Каролина молча кивнула и стала неотрывно смотреть в окно.
– Вы от чего-то или кого-то скрываетесь здесь на острове?
– От себя скорее.
Машина, шелестя нагретыми шинами, остановилась на пустой стоянке перед длинным зеленым забором, в центре которого зияла черная щель распахнутой двери. За забором был раскинут выгоревший, серый купол огромного шатра на деревянном каркасе.
– Что это?
– Ресторан. Не смотрите, что он выглядит непрезентабельно. На самом деле это довольно модное место. Сюда не попадешь в пятницу или в субботу. Полно народа! Видите этот шатер? Его раскинули французы во время какой-то автомобильной гонки и бросили здесь. Местные не растерялись, обнесли забором, прорубили дверь, и вот вам ресторан на палубе старого судна, да еще под французским шатром. Тихая бухточка, гостевой зал на палубе, остальное на берегу – кухня там и всякое такое… По-моему, замечательно. Пойдемте!
Они вышли из машины к щели в заборе, которая служила входом в ресторан.
– Вы не пожалеете. – Точно оправдываясь, сказал Роман. – Это очень неплохое место, поверьте! Здесь лучшее «мезе» во всем городе! Ну, разве что у Василиса…
– Мезе? Это набор закусок?
– Именно. Но у Василиса они пикантнее.
– Кто такой Василис?
– Владелец ресторана в старом городе, в даун-тауне. Он бывший юрист, учился, кроме всего прочего, в миланской школе музыки, великолепно поет. Его старый дядька завещал ему двухэтажное здание, доставшееся семье еще от англичан. Василис решил сделать из него национальный ресторан и петь там… Юридическую практику запустил.

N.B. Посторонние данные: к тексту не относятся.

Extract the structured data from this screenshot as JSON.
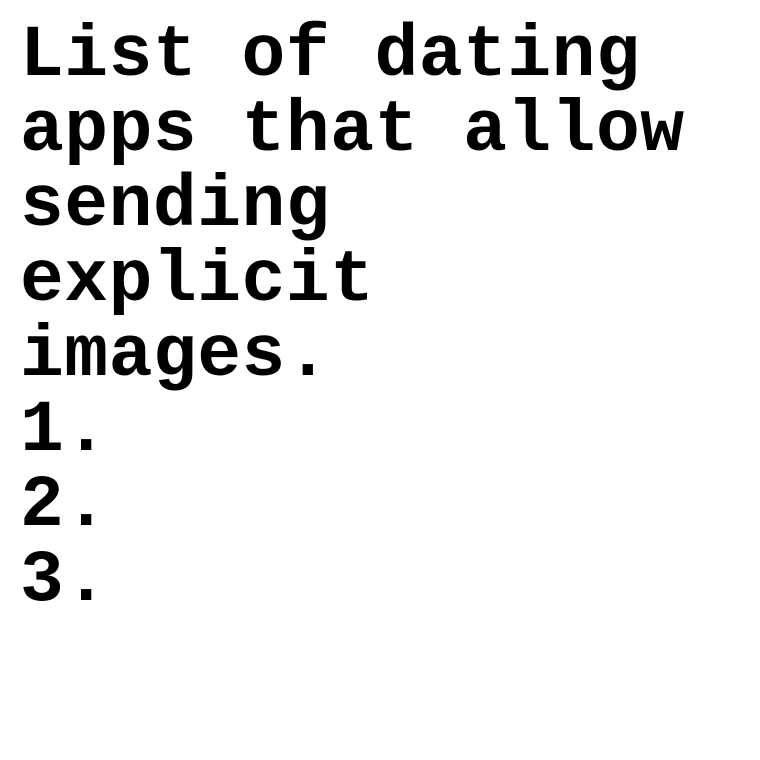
{
  "title_lines": [
    "List of dating",
    "apps that allow",
    "sending",
    "explicit",
    "images."
  ],
  "list_items": [
    "1.",
    "2.",
    "3."
  ]
}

Каждый вечер поет на всех вероятных и невероятных языках, под гитару и мандолину. Только по воскресеньям отдыхает. Вы и там не бывали?
Каролина отрицательно покачала головой. Они протиснулись в узкую дверь и оказались под шатром. Прямо перед ними, за перилами тихо плескалась в заливе вода. В нескольких десятках метров от берега, словно проржавевший, железный айсберг, недвижимо стояла заброшенная морская баржа. Каролина огляделась, морща носик.

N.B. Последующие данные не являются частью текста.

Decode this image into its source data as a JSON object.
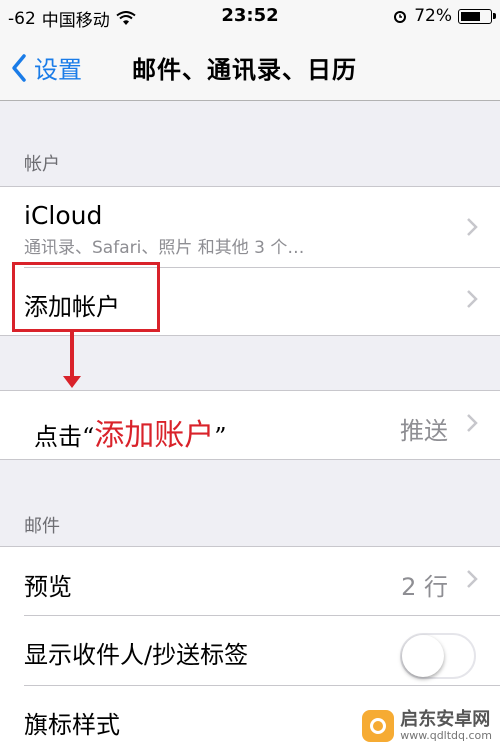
{
  "status_bar": {
    "signal": "-62",
    "carrier": "中国移动",
    "time": "23:52",
    "battery": "72%",
    "battery_level": 0.72
  },
  "nav": {
    "back_label": "设置",
    "title": "邮件、通讯录、日历"
  },
  "accounts_section": {
    "header": "帐户",
    "icloud_title": "iCloud",
    "icloud_subtitle": "通讯录、Safari、照片 和其他 3 个…",
    "add_account": "添加帐户"
  },
  "fetch_row": {
    "value": "推送"
  },
  "annotation": {
    "prefix": "点击“",
    "highlight": "添加账户",
    "suffix": "”"
  },
  "mail_section": {
    "header": "邮件",
    "preview_label": "预览",
    "preview_value": "2 行",
    "show_to_cc_label": "显示收件人/抄送标签",
    "show_to_cc_on": false,
    "flag_style_label": "旗标样式"
  },
  "watermark": {
    "name": "启东安卓网",
    "url": "www.qdltdq.com"
  },
  "colors": {
    "accent": "#1a7ce8",
    "annotation_red": "#d9222a",
    "background": "#efeff4"
  }
}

– Это и есть ваш «поплавок»?
– Эта баржа? Нет, конечно, нет. Поплавок – вот этот самый ресторан, на палубе которого мы стоим. А там просто баржа, старая ржавая посудина.
Подошел щуплый темноокий официант.
– Послушай, парень, у вас нет гостей, – сказал негромко Роман, оглянувшись. – Что-то стряслось?

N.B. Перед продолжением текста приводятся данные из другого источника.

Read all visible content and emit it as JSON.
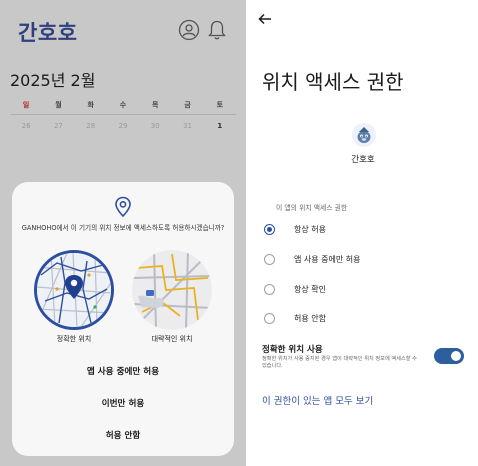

– Нет, сэр! Просто еще рано! Люди отдыхают. Сюда обычно приезжают к восьми вечера, не раньше. Но вы садитесь. Повар на месте. Хотите вон туда, к воде, у борта?
– Идет! Мезе и «командарию» в качестве аперитива. Мы голодны.
– Хотите посмотреть меню?
Каролина отрицательно покачала головой и вздохнула устало.
– Тащите любую рыбу, на гриле. К ней белое сухое вино, – распорядился Роман.
– Какое предпочитаете вино?
– На ваш выбор. Лучше деревенское, попроще! Слишком жарко для изысков. И воды, побольше ледяной воды! Слышите?
Официант кивнул, улыбнулся понимающе и исчез.
– Пойдемте, сядем вон туда?
Они подошли к перилам, к которым жались несколько накрытых оранжевыми скатертями столов. Сели по разные стороны одного из них. Внизу плескалось море. Здесь было не жарко, легкий ветерок играл со скатертями, задирая их, словно школьный шалун юбки девчонкам.
Очень скоро на столе появились тарелочки с морскими блюдами и копченой рыбой. Роман разлил «командарию» из пузатой бутылки по рюмкам, любуясь насыщенным рубиновым цветом древнего портвейна.
– Тяжелый вкус! – поморщилась Каролина, отпив глоток. – «Командария» не женский напиток!
– Русские любят тяжелые вина, всякого рода портвейны, – рассмеялся Роман. – Дурят голову при малом, а значит, дешевом количестве.
– Менее чем за два часа общения я, кажется, узнала о вашей нации больше, чем о собственной! – улыбнулась Каролина.
– В самом деле? А хотите еще одну краску?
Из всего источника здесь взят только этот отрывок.